1
votes

My task is to create an oozie workflow to Load Data to Hive tables every hour.

I am using CDH 5.7 in virtualbox

When i run the hive script which contains LOAD DATA INPATH '/sqoop_import_increment' INTO TABLE customer; it works perfectly, data gets loaded to the hive table.

But When i run the same script on oozie workflow the job get killed at 66% and the error message is Main class [org.apache.oozie.action.hadoop.HiveMain], exit code [10001]
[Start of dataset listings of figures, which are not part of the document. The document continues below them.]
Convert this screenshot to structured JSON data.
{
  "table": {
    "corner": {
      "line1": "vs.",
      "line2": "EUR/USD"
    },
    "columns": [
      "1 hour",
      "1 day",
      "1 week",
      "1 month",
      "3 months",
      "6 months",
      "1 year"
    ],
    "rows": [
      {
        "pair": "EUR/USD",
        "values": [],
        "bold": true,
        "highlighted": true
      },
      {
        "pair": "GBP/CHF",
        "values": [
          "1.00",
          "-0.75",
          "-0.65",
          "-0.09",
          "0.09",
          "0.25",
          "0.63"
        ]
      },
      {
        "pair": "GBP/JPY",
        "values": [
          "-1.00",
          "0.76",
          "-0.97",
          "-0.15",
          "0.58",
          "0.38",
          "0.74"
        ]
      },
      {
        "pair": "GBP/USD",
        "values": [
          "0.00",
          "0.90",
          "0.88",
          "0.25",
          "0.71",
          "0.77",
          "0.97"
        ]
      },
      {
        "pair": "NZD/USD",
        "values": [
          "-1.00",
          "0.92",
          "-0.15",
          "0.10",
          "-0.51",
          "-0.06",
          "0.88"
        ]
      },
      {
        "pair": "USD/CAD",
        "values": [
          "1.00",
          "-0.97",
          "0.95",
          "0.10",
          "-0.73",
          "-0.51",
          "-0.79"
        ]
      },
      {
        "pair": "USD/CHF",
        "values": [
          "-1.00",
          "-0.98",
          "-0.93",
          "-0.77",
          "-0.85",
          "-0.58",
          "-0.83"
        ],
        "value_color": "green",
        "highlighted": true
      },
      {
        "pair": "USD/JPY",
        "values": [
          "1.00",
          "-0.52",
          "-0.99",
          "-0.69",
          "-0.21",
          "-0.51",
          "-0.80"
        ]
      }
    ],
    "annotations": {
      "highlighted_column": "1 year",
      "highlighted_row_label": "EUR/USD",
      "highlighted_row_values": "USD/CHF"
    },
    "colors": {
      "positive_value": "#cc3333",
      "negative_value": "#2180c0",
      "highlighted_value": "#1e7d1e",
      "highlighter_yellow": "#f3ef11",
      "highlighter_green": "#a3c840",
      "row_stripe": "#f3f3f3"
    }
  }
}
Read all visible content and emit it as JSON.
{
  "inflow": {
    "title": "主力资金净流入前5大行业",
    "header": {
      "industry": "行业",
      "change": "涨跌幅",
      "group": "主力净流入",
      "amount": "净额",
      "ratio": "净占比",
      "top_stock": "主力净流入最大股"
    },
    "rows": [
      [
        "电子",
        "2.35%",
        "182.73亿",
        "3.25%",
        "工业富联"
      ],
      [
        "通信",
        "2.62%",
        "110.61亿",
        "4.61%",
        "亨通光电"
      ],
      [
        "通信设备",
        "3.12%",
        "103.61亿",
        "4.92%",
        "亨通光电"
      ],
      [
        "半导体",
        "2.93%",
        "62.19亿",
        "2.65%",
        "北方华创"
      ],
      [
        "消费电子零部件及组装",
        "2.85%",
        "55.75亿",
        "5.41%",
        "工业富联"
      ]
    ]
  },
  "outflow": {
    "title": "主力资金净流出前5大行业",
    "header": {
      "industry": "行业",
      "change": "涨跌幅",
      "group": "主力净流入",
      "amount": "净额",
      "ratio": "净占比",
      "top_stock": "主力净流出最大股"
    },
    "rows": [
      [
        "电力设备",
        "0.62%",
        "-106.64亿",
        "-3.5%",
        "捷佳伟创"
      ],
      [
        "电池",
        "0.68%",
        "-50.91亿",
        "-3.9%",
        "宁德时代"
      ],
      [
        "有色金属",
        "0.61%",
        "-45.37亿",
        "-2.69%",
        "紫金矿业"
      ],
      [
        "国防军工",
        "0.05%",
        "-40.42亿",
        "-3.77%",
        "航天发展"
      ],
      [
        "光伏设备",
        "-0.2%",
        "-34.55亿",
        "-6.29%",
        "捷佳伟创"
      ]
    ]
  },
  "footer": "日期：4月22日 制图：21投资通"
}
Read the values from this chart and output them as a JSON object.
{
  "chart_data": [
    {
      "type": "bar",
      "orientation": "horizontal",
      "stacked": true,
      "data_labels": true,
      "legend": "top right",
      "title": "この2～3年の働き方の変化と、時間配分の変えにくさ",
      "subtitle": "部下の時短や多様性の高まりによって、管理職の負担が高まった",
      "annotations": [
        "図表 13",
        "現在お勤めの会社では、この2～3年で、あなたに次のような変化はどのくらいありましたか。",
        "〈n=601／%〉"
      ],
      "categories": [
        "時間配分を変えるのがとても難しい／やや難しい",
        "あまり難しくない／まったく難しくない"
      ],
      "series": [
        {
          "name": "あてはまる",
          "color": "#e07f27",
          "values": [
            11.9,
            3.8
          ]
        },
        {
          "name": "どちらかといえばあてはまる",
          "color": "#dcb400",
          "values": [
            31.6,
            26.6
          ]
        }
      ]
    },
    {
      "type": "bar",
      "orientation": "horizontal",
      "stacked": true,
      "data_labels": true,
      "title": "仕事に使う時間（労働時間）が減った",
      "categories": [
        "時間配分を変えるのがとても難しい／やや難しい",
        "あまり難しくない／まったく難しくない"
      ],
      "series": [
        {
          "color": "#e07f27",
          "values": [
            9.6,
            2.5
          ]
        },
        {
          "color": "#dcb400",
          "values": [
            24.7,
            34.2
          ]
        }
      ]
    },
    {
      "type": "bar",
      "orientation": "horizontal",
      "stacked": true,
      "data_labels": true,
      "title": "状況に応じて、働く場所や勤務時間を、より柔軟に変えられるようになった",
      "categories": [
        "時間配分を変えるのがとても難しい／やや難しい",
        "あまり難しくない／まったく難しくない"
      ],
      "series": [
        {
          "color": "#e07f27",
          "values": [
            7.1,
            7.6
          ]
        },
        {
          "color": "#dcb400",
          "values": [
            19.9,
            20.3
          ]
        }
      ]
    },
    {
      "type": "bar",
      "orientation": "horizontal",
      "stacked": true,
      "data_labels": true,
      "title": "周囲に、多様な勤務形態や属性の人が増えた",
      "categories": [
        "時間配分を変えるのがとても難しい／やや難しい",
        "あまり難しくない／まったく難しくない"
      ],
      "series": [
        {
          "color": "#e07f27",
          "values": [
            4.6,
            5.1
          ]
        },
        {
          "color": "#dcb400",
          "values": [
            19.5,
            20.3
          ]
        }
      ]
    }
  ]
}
Note: but hive script for create table works perfectly with oozie workflow. plz help.

hive script:

use test;

create external table if not exists customer(customer_id int,name string,address string)row format delimited fields terminated by ',';

load data inpath /sqoop_import_increment into table customer;

workflow.xml:

<workflow-app name="hive_script" xmlns="uri:oozie:workflow:0.5">
    <start to="hive-4327"/>
    <kill name="Kill">
        <message>Action failed, error message[${wf:errorMessage(wf:lastErrorNode())}]</message>
    </kill>
    <action name="hive-4327" cred="hcat">
        <hive xmlns="uri:oozie:hive-action:0.2">
            <job-tracker>${jobTracker}</job-tracker>
            <name-node>${nameNode}</name-node>
              <job-xml>lib/hive-config.xml</job-xml>
            <script>lib/impala-script.hql</script>
        </hive>
        <ok to="End"/>
        <error to="Kill"/>
    </action>
    <end name="End"/>
</workflow-app>

job.properties:

oozie.use.system.libpath=True
security_enabled=False
dryrun=False
jobTracker=localhost:8032
nameNode=hdfs://quickstart.cloudera:8020

hive-config.xml:

<?xml version="1.0"?>
<?xml-stylesheet type="text/xsl" href="configuration.xsl"?>

<configuration>

  <!-- Hive Configuration can either be stored in this file or in the hadoop configuration files  -->
  <!-- that are implied by Hadoop setup variables.                                                -->
  <!-- Aside from Hadoop setup variables - this file is provided as a convenience so that Hive    -->
  <!-- users do not have to edit hadoop configuration files (that may be managed as a centralized -->
  <!-- resource).                                                                                 -->

  <!-- Hive Execution Parameters -->

  <property>
    <name>javax.jdo.option.ConnectionURL</name>
    <value>jdbc:mysql://127.0.0.1/metastore?createDatabaseIfNotExist=true</value>
    <description>JDBC connect string for a JDBC metastore</description>
  </property>

  <property>
    <name>javax.jdo.option.ConnectionDriverName</name>
    <value>com.mysql.jdbc.Driver</value>
    <description>Driver class name for a JDBC metastore</description>
  </property>

  <property>
    <name>javax.jdo.option.ConnectionUserName</name>
    <value>hive</value>
  </property>

  <property>
    <name>javax.jdo.option.ConnectionPassword</name>
    <value>cloudera</value>
  </property>

  <property>
    <name>hive.hwi.war.file</name>
    <value>/usr/lib/hive/lib/hive-hwi-0.8.1-cdh4.0.0.jar</value>
    <description>This is the WAR file with the jsp content for Hive Web Interface</description>
  </property>

  <property>
    <name>datanucleus.fixedDatastore</name>
    <value>true</value>
  </property>

  <property>
    <name>datanucleus.autoCreateSchema</name>
    <value>false</value>
  </property>

  <property>
    <name>hive.metastore.uris</name>
    <value>thrift://127.0.0.1:9083</value>
    <description>IP address (or fully-qualified domain name) and port of the metastore host</description>
  </property>
</configuration>
1
It seems that you missed simple quotes around the path in the hive script !54l3d
Did you check the launcher job and hive job logs, what is the error it say in there?YoungHobbit
I have tried with single quotes also it doesn't workSurendar Sa
I have checked the log in oozie it showing like Error:oozie-oozi-W@hive-4327] Launcher ERROR, reason: Main class [org.apache.oozie.action.hadoop.HiveMain], exit code [40000] But i don't know where i can check the hive log can you help meSurendar Sa
please provide hive-site.xml in your <job-xml> and tryCoder123

1 Answers

0
votes

The last time I ran into this problem, it turned out that the hive client was not installed on all data nodes.

When you run the hive query manually, you presumably do it from a node that has the hive client installed.But when oozie is asked to run the query, it will do so from a random data node. As such you will need to setup the hive client on all data nodes.

This assumes that you are not able to let oozie run hive queries in general (and don't have any specific issues with this particular command).